Running PortSwigger Labs

/pentest-portswigger                           # All labs
/pentest-portswigger --category sql-injection   # Single category
/pentest-portswigger --difficulty practitioner   # By difficulty
/pentest-portswigger --batch 10                 # First 10

VibeApps (Neo Benchmark)

Three AI-generated web applications from ProjectDiscovery's Vibe-Coding research. Benchmark for comparing AI security scanners against Neo (ProjectDiscovery's AI scanner). 74 confirmed vulnerabilities across 3 apps, each built with a different AI coding tool and tech stack.

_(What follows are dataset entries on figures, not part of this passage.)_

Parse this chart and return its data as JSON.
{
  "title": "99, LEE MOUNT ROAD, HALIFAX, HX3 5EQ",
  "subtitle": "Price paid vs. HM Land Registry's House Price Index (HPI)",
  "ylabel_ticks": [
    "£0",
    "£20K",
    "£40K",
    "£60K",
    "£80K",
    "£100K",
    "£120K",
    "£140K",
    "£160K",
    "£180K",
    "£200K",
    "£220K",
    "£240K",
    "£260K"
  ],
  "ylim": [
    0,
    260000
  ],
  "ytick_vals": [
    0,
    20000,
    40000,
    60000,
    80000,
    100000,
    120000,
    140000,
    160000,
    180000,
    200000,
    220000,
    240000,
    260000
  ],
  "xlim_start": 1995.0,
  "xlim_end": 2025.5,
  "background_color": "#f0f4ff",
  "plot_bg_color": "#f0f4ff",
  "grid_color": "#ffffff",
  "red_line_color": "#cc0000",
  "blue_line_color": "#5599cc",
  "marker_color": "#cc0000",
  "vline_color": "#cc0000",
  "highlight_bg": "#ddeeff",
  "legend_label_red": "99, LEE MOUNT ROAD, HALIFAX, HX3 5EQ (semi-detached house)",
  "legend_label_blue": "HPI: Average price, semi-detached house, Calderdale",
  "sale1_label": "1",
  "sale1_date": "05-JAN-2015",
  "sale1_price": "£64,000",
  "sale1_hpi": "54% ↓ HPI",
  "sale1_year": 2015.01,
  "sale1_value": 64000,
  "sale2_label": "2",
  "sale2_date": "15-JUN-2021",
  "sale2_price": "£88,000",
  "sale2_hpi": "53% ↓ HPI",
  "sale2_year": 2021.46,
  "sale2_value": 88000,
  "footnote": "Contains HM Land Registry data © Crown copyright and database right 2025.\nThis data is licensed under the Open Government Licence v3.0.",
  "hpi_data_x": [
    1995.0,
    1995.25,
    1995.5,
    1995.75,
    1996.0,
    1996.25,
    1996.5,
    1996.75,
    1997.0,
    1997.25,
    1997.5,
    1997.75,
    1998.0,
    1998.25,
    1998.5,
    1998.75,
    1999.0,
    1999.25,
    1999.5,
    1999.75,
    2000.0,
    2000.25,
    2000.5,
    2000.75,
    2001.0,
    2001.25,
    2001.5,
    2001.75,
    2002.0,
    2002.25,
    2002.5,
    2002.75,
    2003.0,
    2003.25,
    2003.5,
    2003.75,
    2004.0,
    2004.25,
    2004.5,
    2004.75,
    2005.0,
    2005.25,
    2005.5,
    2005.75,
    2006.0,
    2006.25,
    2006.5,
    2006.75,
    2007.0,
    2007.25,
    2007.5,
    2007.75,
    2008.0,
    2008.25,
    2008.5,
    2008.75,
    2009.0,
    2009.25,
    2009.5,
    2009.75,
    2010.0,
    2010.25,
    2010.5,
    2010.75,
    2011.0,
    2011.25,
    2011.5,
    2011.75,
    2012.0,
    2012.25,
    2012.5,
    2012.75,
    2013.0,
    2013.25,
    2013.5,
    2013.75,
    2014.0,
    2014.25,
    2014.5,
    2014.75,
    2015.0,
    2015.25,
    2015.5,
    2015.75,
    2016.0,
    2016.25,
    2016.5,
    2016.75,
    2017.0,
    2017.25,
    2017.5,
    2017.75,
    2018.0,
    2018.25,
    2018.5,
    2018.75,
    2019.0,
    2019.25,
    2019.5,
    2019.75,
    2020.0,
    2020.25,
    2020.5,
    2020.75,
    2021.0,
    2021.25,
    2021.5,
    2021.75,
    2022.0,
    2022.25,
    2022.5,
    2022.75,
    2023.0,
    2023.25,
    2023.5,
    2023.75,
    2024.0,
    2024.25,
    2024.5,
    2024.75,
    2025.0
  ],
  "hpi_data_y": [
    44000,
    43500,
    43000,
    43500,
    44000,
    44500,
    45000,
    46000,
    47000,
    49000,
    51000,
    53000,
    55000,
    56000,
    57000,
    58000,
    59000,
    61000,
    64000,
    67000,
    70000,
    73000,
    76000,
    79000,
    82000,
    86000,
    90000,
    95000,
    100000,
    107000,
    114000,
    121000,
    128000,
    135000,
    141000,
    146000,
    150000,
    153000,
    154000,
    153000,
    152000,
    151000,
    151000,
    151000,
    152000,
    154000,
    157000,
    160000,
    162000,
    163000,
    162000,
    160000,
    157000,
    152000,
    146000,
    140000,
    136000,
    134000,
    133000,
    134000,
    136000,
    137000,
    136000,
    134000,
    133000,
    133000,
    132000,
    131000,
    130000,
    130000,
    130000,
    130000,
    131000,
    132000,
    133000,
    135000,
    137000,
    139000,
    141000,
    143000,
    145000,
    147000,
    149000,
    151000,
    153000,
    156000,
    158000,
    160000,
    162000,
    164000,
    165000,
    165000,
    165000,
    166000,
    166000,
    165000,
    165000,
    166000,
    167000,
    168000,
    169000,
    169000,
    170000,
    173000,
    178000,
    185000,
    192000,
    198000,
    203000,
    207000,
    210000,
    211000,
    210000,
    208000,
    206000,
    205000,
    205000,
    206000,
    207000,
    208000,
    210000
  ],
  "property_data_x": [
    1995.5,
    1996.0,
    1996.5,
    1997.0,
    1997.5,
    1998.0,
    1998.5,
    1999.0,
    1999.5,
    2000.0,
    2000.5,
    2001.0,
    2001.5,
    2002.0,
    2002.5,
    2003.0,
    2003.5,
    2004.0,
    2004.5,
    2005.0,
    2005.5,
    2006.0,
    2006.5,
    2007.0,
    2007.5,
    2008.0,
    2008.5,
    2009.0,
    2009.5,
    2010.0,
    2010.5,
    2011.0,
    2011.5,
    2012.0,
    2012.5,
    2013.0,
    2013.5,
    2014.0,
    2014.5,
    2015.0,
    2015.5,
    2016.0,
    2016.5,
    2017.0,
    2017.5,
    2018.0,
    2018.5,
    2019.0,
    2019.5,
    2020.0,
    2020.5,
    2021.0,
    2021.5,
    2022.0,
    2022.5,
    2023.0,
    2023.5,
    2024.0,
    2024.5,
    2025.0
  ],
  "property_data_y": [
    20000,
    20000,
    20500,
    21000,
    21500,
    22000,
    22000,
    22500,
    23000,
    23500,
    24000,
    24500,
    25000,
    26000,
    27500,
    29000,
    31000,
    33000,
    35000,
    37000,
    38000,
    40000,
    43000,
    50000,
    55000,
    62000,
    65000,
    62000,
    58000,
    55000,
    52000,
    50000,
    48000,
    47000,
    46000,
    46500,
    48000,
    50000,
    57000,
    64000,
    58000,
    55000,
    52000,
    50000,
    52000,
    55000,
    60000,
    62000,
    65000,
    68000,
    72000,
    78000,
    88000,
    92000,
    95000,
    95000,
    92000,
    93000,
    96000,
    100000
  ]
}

App Domain Stack Built with LOC Vulns Port
VaultBank Banking React 18, FastAPI, SQLAlchemy, JWT, PostgreSQL Claude Code (Sonnet 4.6) 10,470 30 8101
MedPortal Healthcare Next.js 14, Prisma, PostgreSQL, NextAuth.js Codex (gpt-5-codex) 4,528 20 8102
ClaimFlow Insurance SvelteKit, Drizzle ORM, SQLite, Custom Auth Cursor 12,368 24 8103

Roles per App

App Roles (5 each)
VaultBank Admin, Branch Manager, Compliance Officer, Teller, Customer
MedPortal Admin, Doctor, Nurse, Lab Technician, Patient
ClaimFlow Admin, Underwriter, Adjuster, Agent/Broker, Policyholder

Vulnerability Distribution

Severity VaultBank MedPortal ClaimFlow Total
Critical 6 0 2 8
High 3 6 4 13
Medium 6 1 9 16
Low 13 7 5 25
Info 2 6 4 12
Total 30 20 24 74

Neo Baseline (ProjectDiscovery)

Metric Neo Claude (PD) Snyk Invicti
True Positives 66/74 41/74 0/74 10/74
False Positives 5 24 5 10
Precision 93% 63% 0% 50%
Critical+High 21/21 13/21 0/21 0/21

BeDefended Results (2026-03-24)

Metric BeDefended (blind) Neo Delta
True Positives 61/74 66/74 -5
False Positives 8 5 +3
Precision 88.4% 93.0% -4.6pp
Extra vulns (outside 74) 8 0 +8
Total real vulns found 69 66 +3

Per-app breakdown (first blind run):

App BeDefended Neo Delta
VaultBank 23/30 27/30 -4
MedPortal 17/20 17/20 0 (tied)
ClaimFlow 21/24 22/24 -1

Key Vulnerability Categories Found

Category Examples
Business Logic Self-deposit money creation, dispute refund bypass, race condition double-spend, unlimited loan amounts
Broken Access Control IDOR on patient records, cross-user dispute filing, manager cross-branch freeze, body-param IDOR
Authentication Hardcoded JWT secret, JWT reuse after logout, weak password policy, no account lockout
Mass Assignment Prisma/Drizzle raw body to ORM update, role escalation via user update
Information Disclosure Password hash exposure via ORM, staff user IDs in responses, server version
Cryptographic Failures SHA-256 with hardcoded salt, missing HSTS
File Upload Unrestricted MIME types on dispute evidence and message attachments

Running the Benchmark

/pentest-neo --all                    # All 3 apps sequentially
/pentest-neo vaultbank                # Single app
/pentest-neo vaultbank --code-only    # White-box only
/pentest-neo vaultbank --dynamic-only # Black-box only

Scoring

python evals/labs/vibeapps-scorer.py engagements/<dir> --app all --html --save

Scorer features: App filtering by App: tag, global optimal matching (score matrix), CWE family matching, stem-aware keyword matching. Compares vs Neo baseline automatically.